Another important design goal was to build systems that reasonable numbers of people can actually use.
Usage was important to us because we think some of the most interesting research will involve
leveraging the vast amount of usage data that is available from modern web systems. For example, there
are many tens of millions of searches performed every day. However, it is very difficult to get this data,
mainly because it is considered commercially valuable.
Our final design goal was to build an architecture that can support novel research activities on
large-scale web data. To support novel research uses, Google stores all of the actual documents it crawls
in compressed form. One of our main goals in designing Google was to set up an environment where
other researchers can come in quickly, process large chunks of the web, and produce interesting results
that would have been very difficult to produce otherwise. In the short time the system has been up, there
have already been several papers using databases generated by Google, and many others are underway.
Another goal we have is to set up a Spacelab-like environment where researchers or even students can
propose and do interesting experiments on our large-scale web data. 
> ”*





## **Why PageRank Was Revolutionary?**


How i mentonied before most search engines focused only on matching words, not on evaluating the importance of pages.PageRank introduced a completely new way of thinking about web pages. Instead of treating every page as equal, it looked at how other pages linked to it:
A page is important if important pages link to it.



The PageRank algorithm is based on the idea of a "random surfer" — someone who starts on a web page and randomly follows links:

Sometimes they click a link on the page.

Sometimes they get bored and jump to a random new page.

By simulating this behavior across the web, PageRank calculates the steady-state probability of landing on any given page. That value becomes the page’s ranking score.

## 🌍 **Impact of the PageRank Algorithm**

The introduction of the PageRank algorithm by Larry Page and Sergey Brin was a turning point in the history of the internet. It didn’t just improve search — it transformed how we interact with information, and laid the foundation for many fields in modern computing.

**Points of impact**:


### 1. Revolutionized Search Engines
- **Authority-based ranking** 
- **Harder to manipulate**
- **Better user experience**
---

### 2. Academic & Scientific Influence
- It sparked research in **graph theory**, **stochastic processes**, and **network science**.
- It’s now a standard part of **information retrieval**, **machine learning**, and **data science** curricula.
- It inspired related algorithms based on **eigenvector centrality**, **random walks**, and **spectral graph theory**.
Its mathematical elegance and practical power made it a landmark algorithm.
---

### 3. Birth of the Attention Economy
Webmasters and creators began optimizing their pages for **links from authoritative sites**.
**Search engine optimization (SEO)** became a major industry, focused on visibility and link-building.
This contributed to the rise of the **attention economy**, where visibility equates to value.

---

###  4. Foundation for Ranking Systems Everywhere
PageRank’s influence spread far beyond web search:

- **Recommendation systems**: Early **YouTube** and **Netflix** systems used similar link- or graph-based models.
- **Scientific publishing**: Metrics like **Eigenfactor** and **Article Influence Score** borrow from PageRank.
- **Social media**: Ranking tweets, posts, or influencers often involves centrality and link-based algorithms.
- **E-commerce**: Product rankings, seller reputations, and trust scores all use variants of this idea.

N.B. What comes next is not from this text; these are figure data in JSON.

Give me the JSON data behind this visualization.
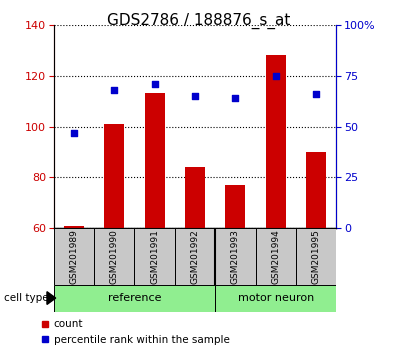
{
  "title": "GDS2786 / 188876_s_at",
  "categories": [
    "GSM201989",
    "GSM201990",
    "GSM201991",
    "GSM201992",
    "GSM201993",
    "GSM201994",
    "GSM201995"
  ],
  "count_values": [
    61,
    101,
    113,
    84,
    77,
    128,
    90
  ],
  "percentile_values": [
    47,
    68,
    71,
    65,
    64,
    75,
    66
  ],
  "bar_color": "#cc0000",
  "dot_color": "#0000cc",
  "left_ylim": [
    60,
    140
  ],
  "right_ylim": [
    0,
    100
  ],
  "left_yticks": [
    60,
    80,
    100,
    120,
    140
  ],
  "right_yticks": [
    0,
    25,
    50,
    75,
    100
  ],
  "right_yticklabels": [
    "0",
    "25",
    "50",
    "75",
    "100%"
  ],
  "group_labels": [
    "reference",
    "motor neuron"
  ],
  "cell_type_label": "cell type",
  "legend_count": "count",
  "legend_percentile": "percentile rank within the sample",
  "bar_width": 0.5,
  "title_fontsize": 11,
  "tick_fontsize": 8,
  "gray_box_color": "#c8c8c8",
  "green_color": "#90ee90"
}
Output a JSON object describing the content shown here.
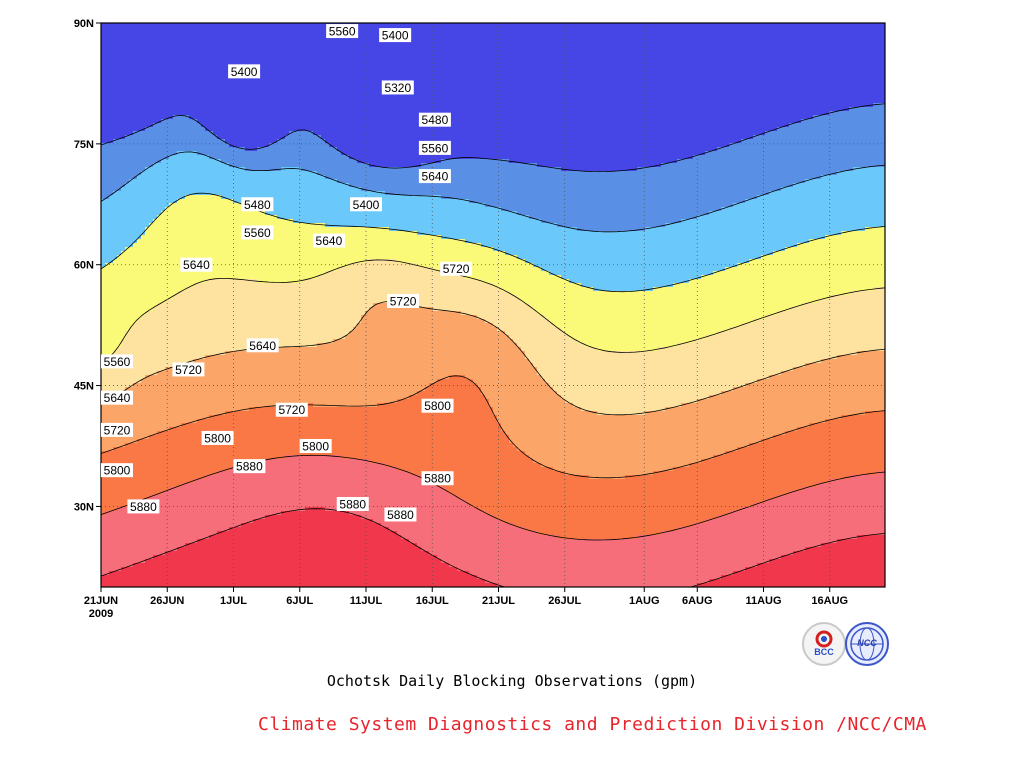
{
  "chart_data": {
    "type": "contour",
    "title": "Ochotsk Daily Blocking Observations (gpm)",
    "footer": "Climate System Diagnostics and Prediction Division /NCC/CMA",
    "x_ticks": [
      "21JUN",
      "26JUN",
      "1JUL",
      "6JUL",
      "11JUL",
      "16JUL",
      "21JUL",
      "26JUL",
      "1AUG",
      "6AUG",
      "11AUG",
      "16AUG"
    ],
    "x_year_label": "2009",
    "y_ticks": [
      "90N",
      "75N",
      "60N",
      "45N",
      "30N"
    ],
    "y_range": [
      20,
      90
    ],
    "levels": [
      5320,
      5400,
      5480,
      5560,
      5640,
      5720,
      5800,
      5880
    ],
    "level_colors": [
      "#4646e6",
      "#5a8fe6",
      "#6ac8fa",
      "#fafa78",
      "#fde2a0",
      "#fca568",
      "#fa7846",
      "#f56e7a",
      "#f0374b"
    ],
    "contour_labels": [
      {
        "text": "5560",
        "day": 18.2,
        "lat": 89
      },
      {
        "text": "5400",
        "day": 10.8,
        "lat": 84
      },
      {
        "text": "5480",
        "day": 11.8,
        "lat": 67.5
      },
      {
        "text": "5560",
        "day": 11.8,
        "lat": 64
      },
      {
        "text": "5400",
        "day": 22.2,
        "lat": 88.5
      },
      {
        "text": "5320",
        "day": 22.4,
        "lat": 82
      },
      {
        "text": "5400",
        "day": 20,
        "lat": 67.5
      },
      {
        "text": "5480",
        "day": 25.2,
        "lat": 78
      },
      {
        "text": "5560",
        "day": 25.2,
        "lat": 74.5
      },
      {
        "text": "5640",
        "day": 25.2,
        "lat": 71
      },
      {
        "text": "5640",
        "day": 17.2,
        "lat": 63
      },
      {
        "text": "5640",
        "day": 7.2,
        "lat": 60
      },
      {
        "text": "5720",
        "day": 26.8,
        "lat": 59.5
      },
      {
        "text": "5720",
        "day": 22.8,
        "lat": 55.5
      },
      {
        "text": "5640",
        "day": 12.2,
        "lat": 50
      },
      {
        "text": "5560",
        "day": 0.3,
        "lat": 48
      },
      {
        "text": "5640",
        "day": 0.3,
        "lat": 43.5
      },
      {
        "text": "5720",
        "day": 0.3,
        "lat": 39.5
      },
      {
        "text": "5720",
        "day": 6.6,
        "lat": 47
      },
      {
        "text": "5720",
        "day": 14.4,
        "lat": 42
      },
      {
        "text": "5800",
        "day": 25.4,
        "lat": 42.5
      },
      {
        "text": "5800",
        "day": 8.8,
        "lat": 38.5
      },
      {
        "text": "5800",
        "day": 16.2,
        "lat": 37.5
      },
      {
        "text": "5800",
        "day": 0.3,
        "lat": 34.5
      },
      {
        "text": "5880",
        "day": 11.2,
        "lat": 35
      },
      {
        "text": "5880",
        "day": 25.4,
        "lat": 33.5
      },
      {
        "text": "5880",
        "day": 3.2,
        "lat": 30
      },
      {
        "text": "5880",
        "day": 19,
        "lat": 30.3
      },
      {
        "text": "5880",
        "day": 22.6,
        "lat": 29
      }
    ],
    "logos": [
      "BCC",
      "NCC"
    ]
  }
}
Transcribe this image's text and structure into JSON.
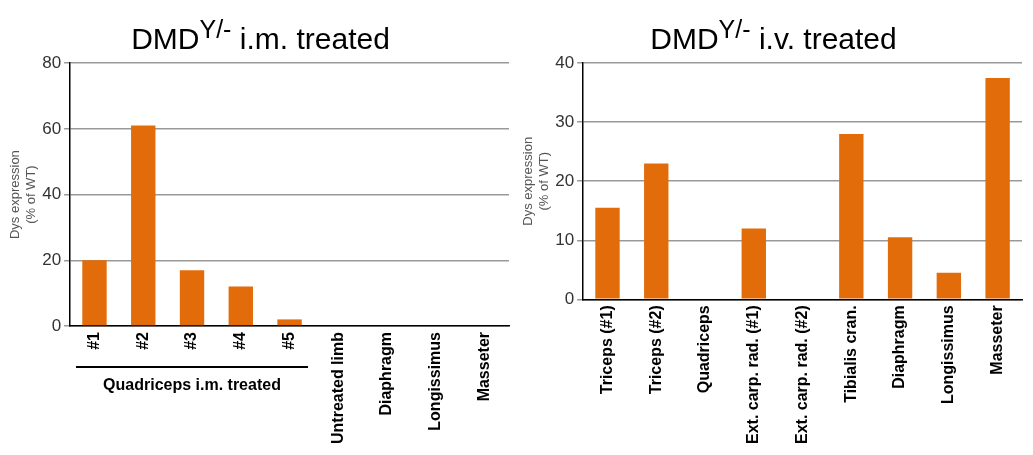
{
  "chart_data": [
    {
      "type": "bar",
      "title": "DMD$^{Y/-}$ i.m. treated",
      "ylabel": "Dys expression\n(% of WT)",
      "categories": [
        "#1",
        "#2",
        "#3",
        "#4",
        "#5",
        "Untreated limb",
        "Diaphragm",
        "Longissimus",
        "Masseter"
      ],
      "values": [
        20,
        61,
        17,
        12,
        2,
        0,
        0,
        0,
        0
      ],
      "color": "#e36c0a",
      "ylim": [
        0,
        80
      ],
      "yticks": [
        0,
        20,
        40,
        60,
        80
      ],
      "grid": "y",
      "legend": false,
      "annotations": [
        "Quadriceps i.m. treated"
      ]
    },
    {
      "type": "bar",
      "title": "DMD$^{Y/-}$ i.v. treated",
      "ylabel": "Dys expression\n(% of WT)",
      "categories": [
        "Triceps (#1)",
        "Triceps (#2)",
        "Quadriceps",
        "Ext. carp. rad. (#1)",
        "Ext. carp. rad. (#2)",
        "Tibialis cran.",
        "Diaphragm",
        "Longissimus",
        "Masseter"
      ],
      "values": [
        15.5,
        23,
        0,
        12,
        0,
        28,
        10.5,
        4.5,
        37.5
      ],
      "color": "#e36c0a",
      "ylim": [
        0,
        40
      ],
      "yticks": [
        0,
        10,
        20,
        30,
        40
      ],
      "grid": "y",
      "legend": false
    }
  ]
}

Any domain with a network structure benefits from PageRank-style reasoning.

---

###  5. The Rise of Google as a Tech Giant

At the business level, PageRank changed everything:

- It turned Google from a **PhD research project** into a **global company**.
- It gave Google a technological advantage that allowed it to scale and monetize effectively.
- Its commitment to **relevance over paid placement** earned it widespread trust and adoption.